In the midst of World War II, Lord Abercrombie began designing a new model for London to supplant the rubble-strewn remains that survived the Blitz. The ambitious blueprint was for a modern, efficient metropolis, geared for the demands of the future.
Yet Abercrombie’s plan never came to fruition, and London was simply rebuilt along existing lines. The city continues to implement innovative and costly measures to overcome its design flaws, but the big corporates of tomorrow may not fare so well.
As we emerge from the financial crisis, companies continue to have cost challenges and need to cope with increasing regulation. At the same time, the digital revolution is transforming what customers expect and demand.
In theory, enterprise architects are the best people to solve these big enterprise challenges. In practice, their voice is often ignored within large organizations, in favor of short term thinking and tactical choices.
Why is this happening? I think there are three main traps that enterprise architecture teams fall into, that are denying them their rightful place at the heart of business transformation:
- The Purpose Trap. When companies are unclear what they want from enterprise architecture, and simply deploy create an architecture function because that is what everyone else seems to be doing, there is a danger that the function will become decorative rather than transformational. Sponsors and leaders of the enterprise architecture team must ensure it has a clear purpose. The goals of the enterprise architecture function should reflect the goals of the company, and all activity must be bent to this purpose.

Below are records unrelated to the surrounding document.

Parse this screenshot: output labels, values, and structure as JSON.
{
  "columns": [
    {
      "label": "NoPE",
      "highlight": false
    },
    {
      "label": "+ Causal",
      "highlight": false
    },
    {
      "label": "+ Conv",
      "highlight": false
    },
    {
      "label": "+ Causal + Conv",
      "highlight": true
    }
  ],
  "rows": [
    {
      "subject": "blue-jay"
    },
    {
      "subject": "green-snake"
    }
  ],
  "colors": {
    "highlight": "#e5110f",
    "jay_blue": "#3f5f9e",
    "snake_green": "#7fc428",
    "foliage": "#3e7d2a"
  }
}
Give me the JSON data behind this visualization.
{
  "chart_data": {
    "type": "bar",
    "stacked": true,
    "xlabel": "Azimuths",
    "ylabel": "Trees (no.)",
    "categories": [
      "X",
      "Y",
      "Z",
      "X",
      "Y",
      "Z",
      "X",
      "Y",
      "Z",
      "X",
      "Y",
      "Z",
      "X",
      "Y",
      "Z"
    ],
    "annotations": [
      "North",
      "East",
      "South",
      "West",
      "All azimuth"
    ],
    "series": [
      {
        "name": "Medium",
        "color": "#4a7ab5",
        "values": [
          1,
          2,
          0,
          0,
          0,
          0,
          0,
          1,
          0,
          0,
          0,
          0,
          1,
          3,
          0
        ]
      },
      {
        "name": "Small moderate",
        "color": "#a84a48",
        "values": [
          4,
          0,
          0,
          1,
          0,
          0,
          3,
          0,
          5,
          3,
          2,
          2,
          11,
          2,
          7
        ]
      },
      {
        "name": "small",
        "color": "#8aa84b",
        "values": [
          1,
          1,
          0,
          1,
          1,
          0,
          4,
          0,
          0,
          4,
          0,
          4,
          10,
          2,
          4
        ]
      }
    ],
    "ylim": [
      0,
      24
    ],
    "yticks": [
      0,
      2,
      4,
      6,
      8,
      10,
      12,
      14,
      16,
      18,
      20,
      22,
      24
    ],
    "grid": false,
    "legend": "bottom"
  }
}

- The Confidence Trap. A successful enterprise architecture function must manage, make and challenge decisions that other people have been used to making for themselves. Those people will often be unhappy that they are being told what to do. The Confidence Trap opens up when enterprise architecture teams respond to this challenge by giving up their decision rights to avoid conflict. Enterprise architects must be clear on their decision rights and the decision rights they need. Having an appetite for challenge is part of the job.
- The Value Trap. At the outset, leaders and sponsors of enterprise architecture functions are often eager to demonstrate its value, and attempt to define measures to do this. However, such projects commonly deliver long-term value, and forced measurements can become a fatal distraction, wasting time, or even worse confirming skeptical suspicions that the function has limited value. The best way to avoid this trap is to focus on delivering value rather than measuring value, and winning respect as a result. Enterprise architects best demonstrate value by seeking, tackling and solving the biggest problems their companies have to face.
I strongly believe that the complex organizations of today, and tomorrow, will not be able to compete effectively unless designed well.
And I believe that enterprise architecture teams who understand their purpose, have justified confidence, and deliver value, will be one of the greatest assets a company can wish for.